Mesothelioma Strikes Hard
“Mesothelioma presented as an upper respiratory tract infection,” Angela explained to the Mesothelioma Cancer Alliance. “I had worked at the VA Hospital in Jackson, Mississippi, and knew all of the pathology staff.”
“We were given the diagnosis during Christmas. The hospital let him come home for Christmas Eve and Christmas Day, then he had to return to have a more invasive biopsy. The physician gave us one option. I had also worked for The University of Mississippi Medical Center (UMC) and knew many staff physicians there. At that time I reached out to the head of oncology, Dr. Ralph Vance, who had been past president of the American Cancer Society. Dr. Vance agreed to have my father as a patient.”
“It was decided, after a consult with a pulmonologist, that my father could go to Sloan-Kettering, Mayo Clinic, or M.D. Anderson. Since Houston was closer to us, that is where he decided to go. After 11 days of tests and consults, it was then decided that a pneumonectomy (removal of the lung) was not a viable option.”
“My father returned home and began what ended up being a 19-month long chemotherapy treatment. There were only 2 drugs available at the time and they only had a 40% chance of working.

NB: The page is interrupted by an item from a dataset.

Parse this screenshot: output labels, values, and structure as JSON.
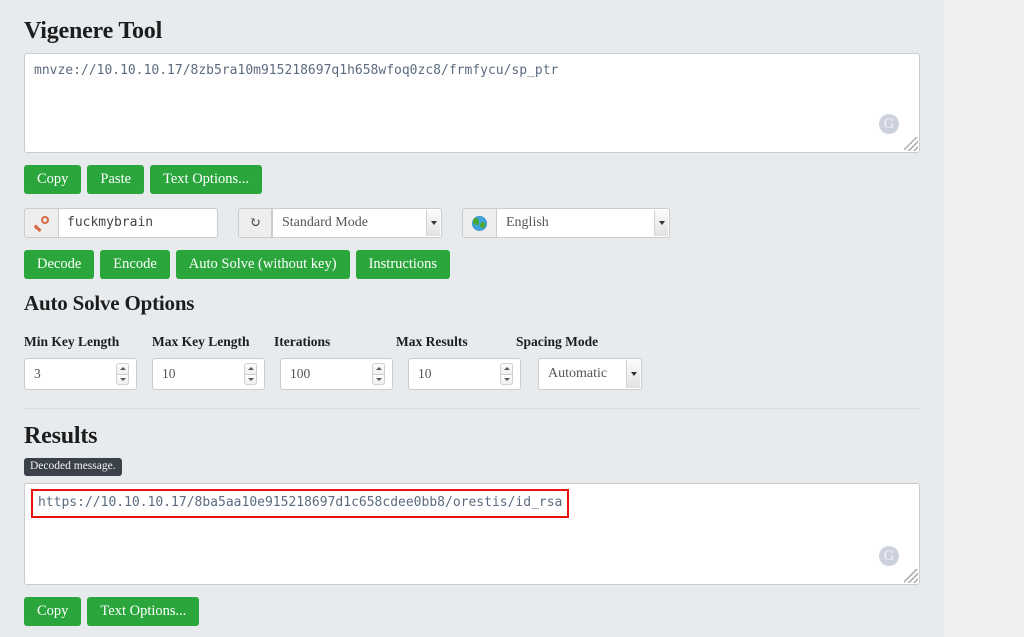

The drugs did slow the growth, but after a three-week respite from chemo, the disease started progressively growing again.”
From there, Pete went to UMC in Jackson for a routine visit. He was immediately admitted to the ER, and remained a week in the hospital. He passed away just a few days before Angela’s 40th birthday.
“I stayed at the hospital every day and every night, along with my mother and my brother,” Angela recalled. “I did not want to leave his side. I wanted to make sure that he was never uncomfortable.”
“Some of the hospital staff were old colleagues from when I worked in research. They were very helpful. I did not sleep for four nights. I finally left to have dinner and rest. Then I received a phone call at 11:58 on Saturday night telling me that my father had passed away.”
“I know that he waited for me to leave the hospital so that he could go. He knew how hard it would be for me if I were with him when he passed. It is a time in my life I will never ever forget.”
Looking to Help Others and Ban Asbestos
The loss of her father has spurred Angela to take an active role in warning others about the dangers of asbestos and how terrible of a disease mesothelioma is.
“First, educate yourself on what products/substances you are using,” Angela advises. “Do they contain asbestos or any related products? Use a safety suit, goggles, gloves and of course a well-filtered mask. Do not leave any part of your skin exposed. When removing the safety items, take off protective clothing while still wearing the gloves, goggles, and mask. Take off all items outside and do not bring inside of your home or garage. Remember these particles are tiny and hard to see. They can easily be brought into your living/working areas and at some point breathed in. The can be inhaled when washing your clothes. You can never be too careful.”
She also has advice for those who are diagnosed with mesothelioma. “Move quickly to develop a treatment plan and treat it aggressively. Once mesothelioma presents, it is often too late – Stage IV. Then it is far too late for any medication to stop the growth of the disease.”